En matière de culture, distinguer la diversité du pluralisme — deux termes trop souvent employés l’un pour l’autre — ne relève pas de la coquetterie intellectuelle. C’est la condition première pour définir clairement les objectifs d’un projet politique et développer une stratégie efficace pour les atteindre.
La diversité, c’est la condition du vivant, incluant l’homme. C’est une donnée de la nature qui ne cesse de la produire. On peut à bon droit vouloir préserver la diversité des espèces, ou l’environnement comme un bien public global. Mais même si l’on considère la culture comme l’écosystème humain, à pousser trop loin l’analogie entre biodiversité et diversité culturelle, on risque non seulement d’oublier la différence entre culture et nature (sans pour autant admettre la disconti nuité entre les deux), mais surtout de réduire le combat pour la diversité culturelle à un statut exceptionnel des biens et services culturels dans l’univers marchand dont on continuerait ainsi à reconnaître la prééminence, de façon implicite et sans doute involontaire mais bien réelle.

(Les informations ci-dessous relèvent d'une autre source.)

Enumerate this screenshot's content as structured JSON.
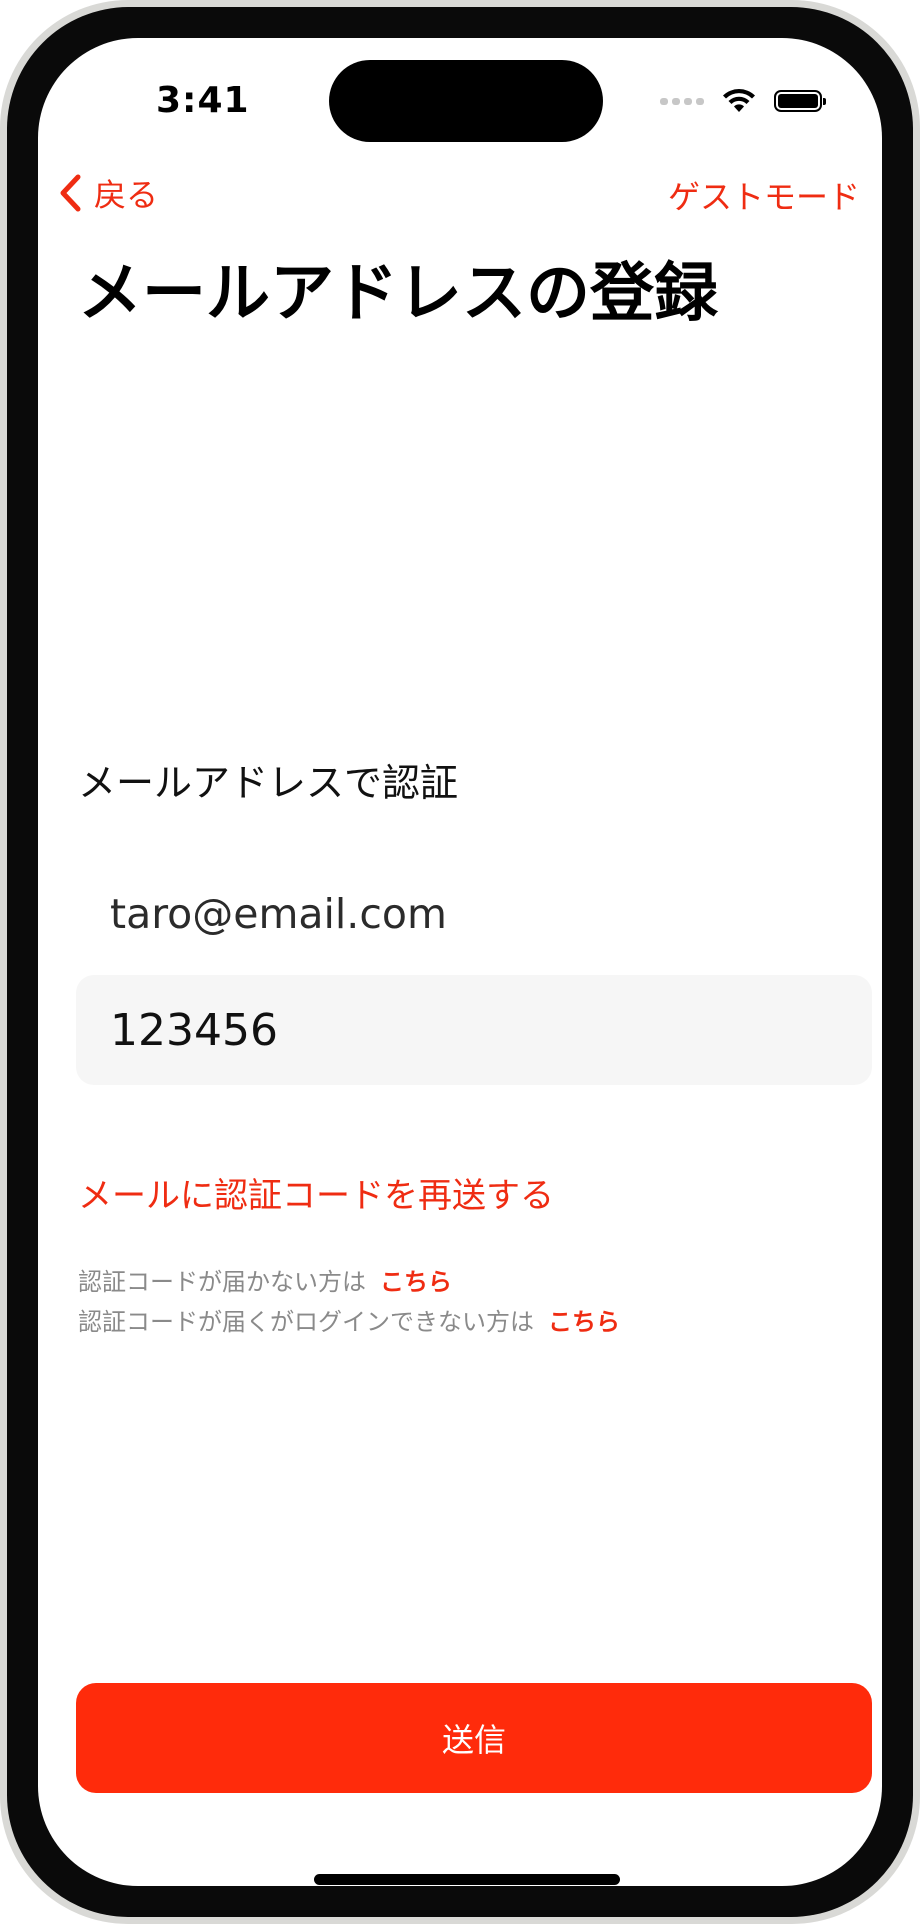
{
  "status_bar": {
    "time": "3:41",
    "icons": [
      "signal-icon",
      "wifi-icon",
      "battery-icon"
    ]
  },
  "nav": {
    "back_label": "戻る",
    "guest_mode_label": "ゲストモード"
  },
  "page": {
    "title": "メールアドレスの登録"
  },
  "form": {
    "section_label": "メールアドレスで認証",
    "email_value": "taro@email.com",
    "code_value": "123456",
    "resend_link": "メールに認証コードを再送する"
  },
  "help": {
    "line1_text": "認証コードが届かない方は",
    "line1_link": "こちら",
    "line2_text": "認証コードが届くがログインできない方は",
    "line2_link": "こちら"
  },
  "submit": {
    "label": "送信"
  },
  "colors": {
    "accent": "#ef2c12",
    "button": "#ff2b0b",
    "input_bg": "#f6f6f6"
  }
}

Appliqué à la culture, le pluralisme veut conjuguer deux éléments: reconnaître l’Autre dans son altérité et donc composer avec les différences. Puisque toute culture se construit dans des interactions complexes et continuelles qui produisent constamment de la différence, le pluralisme exprime le choix délibéré de reconnaître les différences non pour chercher à les réduire, mais pour traiter les interactions sur le mode politique.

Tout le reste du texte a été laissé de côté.